Tidak terkecuali Kenny, sebagai generasi kedua, bahkan dirinya mengungkapkan bisa merasa sedih dan kepikiran berhari-hari, meskipun dagangannya dinaikkan harga seribu rupiah.

Jalan terakhir yang mereka hadapi jika pun harus terpaksa menaikkan harga, imbas dari kenaikan bahan baku yang tidak bisa dikompromi, mereka tetap tidak akan menurunkan porsi makanan atau kualitasnya.

Bagi Kenny, soal porsi dan kualitas sudah seperti harga mati, tidak bisa diganggu gugat.

Akumulasi Kesabaran Adalah Ketegasan

Oma bercerita tentang almarhum suaminya, Hadi Sukiman, yang bersama dengannya, awal merintis usaha bakmi, dan sedikit demi sedikit menabung  untuk mengumpulkan modal. Mendiang suaminya tersebut sebelumnya pernah bekerja dan menggeluti industri makanan di Hongkong. Karena alasan itu pula, Oma bertekad untuk membuka usaha makanan berbekal dari pengalaman, dan sedikit tabungan dari suaminya, yang saat itu bekerja sebagai pengrajin rotan di tempat orang.

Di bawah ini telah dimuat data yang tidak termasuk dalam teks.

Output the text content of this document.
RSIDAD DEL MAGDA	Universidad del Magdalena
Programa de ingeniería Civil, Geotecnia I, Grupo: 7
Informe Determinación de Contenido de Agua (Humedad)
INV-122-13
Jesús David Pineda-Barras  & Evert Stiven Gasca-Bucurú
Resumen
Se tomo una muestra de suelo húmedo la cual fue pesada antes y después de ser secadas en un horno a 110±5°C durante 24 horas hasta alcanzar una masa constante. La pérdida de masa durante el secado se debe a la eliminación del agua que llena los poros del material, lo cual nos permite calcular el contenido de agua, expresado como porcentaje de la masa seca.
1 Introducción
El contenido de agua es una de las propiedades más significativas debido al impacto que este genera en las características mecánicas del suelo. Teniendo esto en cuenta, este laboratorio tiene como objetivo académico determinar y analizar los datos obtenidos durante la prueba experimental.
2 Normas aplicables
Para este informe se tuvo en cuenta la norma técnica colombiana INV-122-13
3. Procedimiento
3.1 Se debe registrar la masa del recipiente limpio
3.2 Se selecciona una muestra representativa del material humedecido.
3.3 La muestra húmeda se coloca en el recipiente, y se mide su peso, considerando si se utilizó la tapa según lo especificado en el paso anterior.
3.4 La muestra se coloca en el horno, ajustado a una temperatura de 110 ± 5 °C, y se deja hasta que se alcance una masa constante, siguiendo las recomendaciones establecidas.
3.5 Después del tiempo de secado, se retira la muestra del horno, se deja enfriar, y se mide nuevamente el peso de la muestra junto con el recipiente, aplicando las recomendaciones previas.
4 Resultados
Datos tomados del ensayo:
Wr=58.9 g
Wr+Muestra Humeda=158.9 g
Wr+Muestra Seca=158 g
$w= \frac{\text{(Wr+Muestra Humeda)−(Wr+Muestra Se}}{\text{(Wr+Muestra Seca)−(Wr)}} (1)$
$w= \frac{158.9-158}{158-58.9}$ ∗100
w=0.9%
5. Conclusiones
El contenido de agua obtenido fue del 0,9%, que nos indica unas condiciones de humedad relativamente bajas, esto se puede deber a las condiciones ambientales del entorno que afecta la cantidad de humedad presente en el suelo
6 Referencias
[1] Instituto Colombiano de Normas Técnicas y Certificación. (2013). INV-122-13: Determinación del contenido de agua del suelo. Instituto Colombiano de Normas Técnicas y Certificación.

Padmawati Darmawan, di masa awal-awal menjalankan Bakmi Gang Kelinci, bersama suaminya, Hadi Sukiman. *dokumentasi @bakmigangkelinciofficial

Perjalanan yang mereka tempuh, dan nyaris 70 tahun hingga kini, Bakmi Gang Kelinci masih berdiri dengan kokoh adalah sebuah pembuktian. Oma sebagai generasi pertama, menularkan etos kerja dengan sekian banyak tindakan nyata kepada anaknya, Kenny, sekaligus juga kepada cucunya, Michael Kenny Sukiman. Terobosan atau inovasi segar dan baru dari Michael ala anak muda Gen-Z pun muncul, salah satunya dengan memunculkan menu baru, misalnya nasi barbekyu.

Kini, Bakmi Gang Kelinci, di tangan-tangan dingin mereka, berhasil mempunyai 11 cabang, dan 5 cabang di antaranya ada di bawah AK Manajemen, yang langsung dinaungi oleh Kenny. Dan nyaris di setiap harinya, Bakmi Gang Kelinci Pasar Baru, selalu ramai pengunjung, terlebih jika saat akhir pekan.

Namun di tengah-tengah itu, Oma merasa resah di beberapa tahun belakangan, nama Bakmi Gang Kelinci dibajak oleh beberapa mereka yang dengan enteng ingin menebeng nama dari usaha puluhan tahun yang dilakoninya dengan jatuh bangun dan susah payah.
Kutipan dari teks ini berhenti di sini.